Ten długo dumał, oglądał, mierzył, aż wreszcie Józef usłyszał słowa pełne nadziei, „wiesz Józefie, myślę, że mamy tu wystarczająco dużo materiału, żeby ci uszyć (...)”. Magię tych słów słyszymy parokrotnie w tej pełnej ciepła opowieści,tak więc tytułowy kocyk zmienia swoją postać, ale trwa nadal przy chłopcu, dając ochronę i bezpieczeństwo. Ale, ale, moi drodzy tu zakończę swoją opowieść i nie zdradzę nic więcej, a tym bardziej, jak ta historia się kończy.
Czytajcie, wzruszajcie się, płaczcie przy niej, tak jak my. W „Koszyku” prezentowane wartości są bardzo istotne w naszym zabieganym świecie. Gdzie ważny jest szacunek, czułość, zaufanie i takie najszczersze uczucie bezinteresowności.
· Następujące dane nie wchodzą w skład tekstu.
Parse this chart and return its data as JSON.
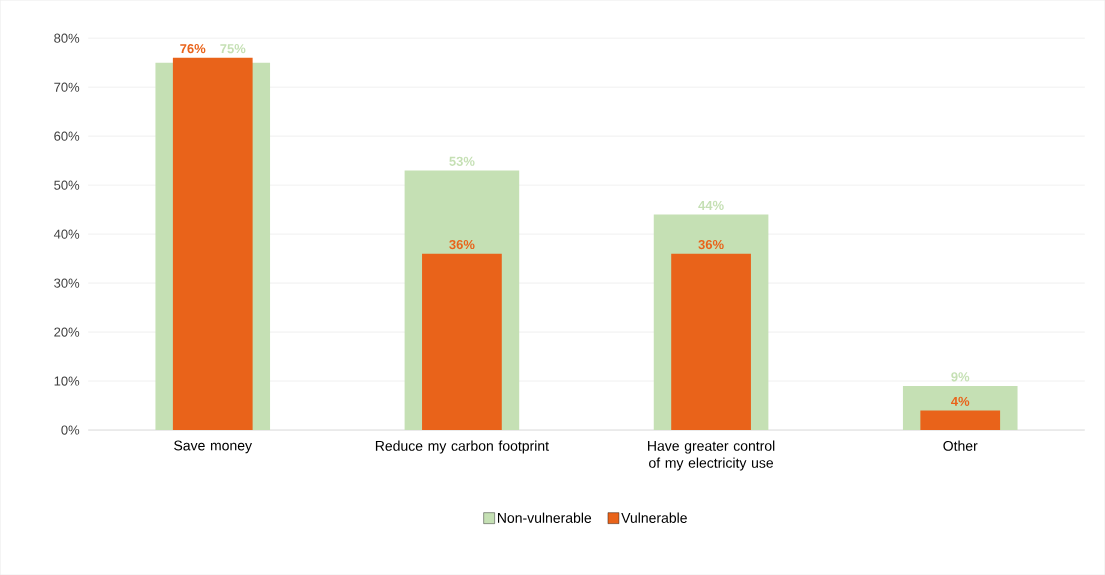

Moja Pola, jak tylko otworzyłyśmy paczkę z „Kocykiem” od razu zauważyła, że jest w pięknej oprawie. Cudowna materiałowa okładka, nawiązująca do tematyki historii. Zachwyciły nas ilustracje, pełne czułości i ciepła. Poli podobała się historia - pomoc dziadka, jego troska o wnuka. I najważniejsze stwierdziła, że jak widzi tą książkę to poprawia jej się humor.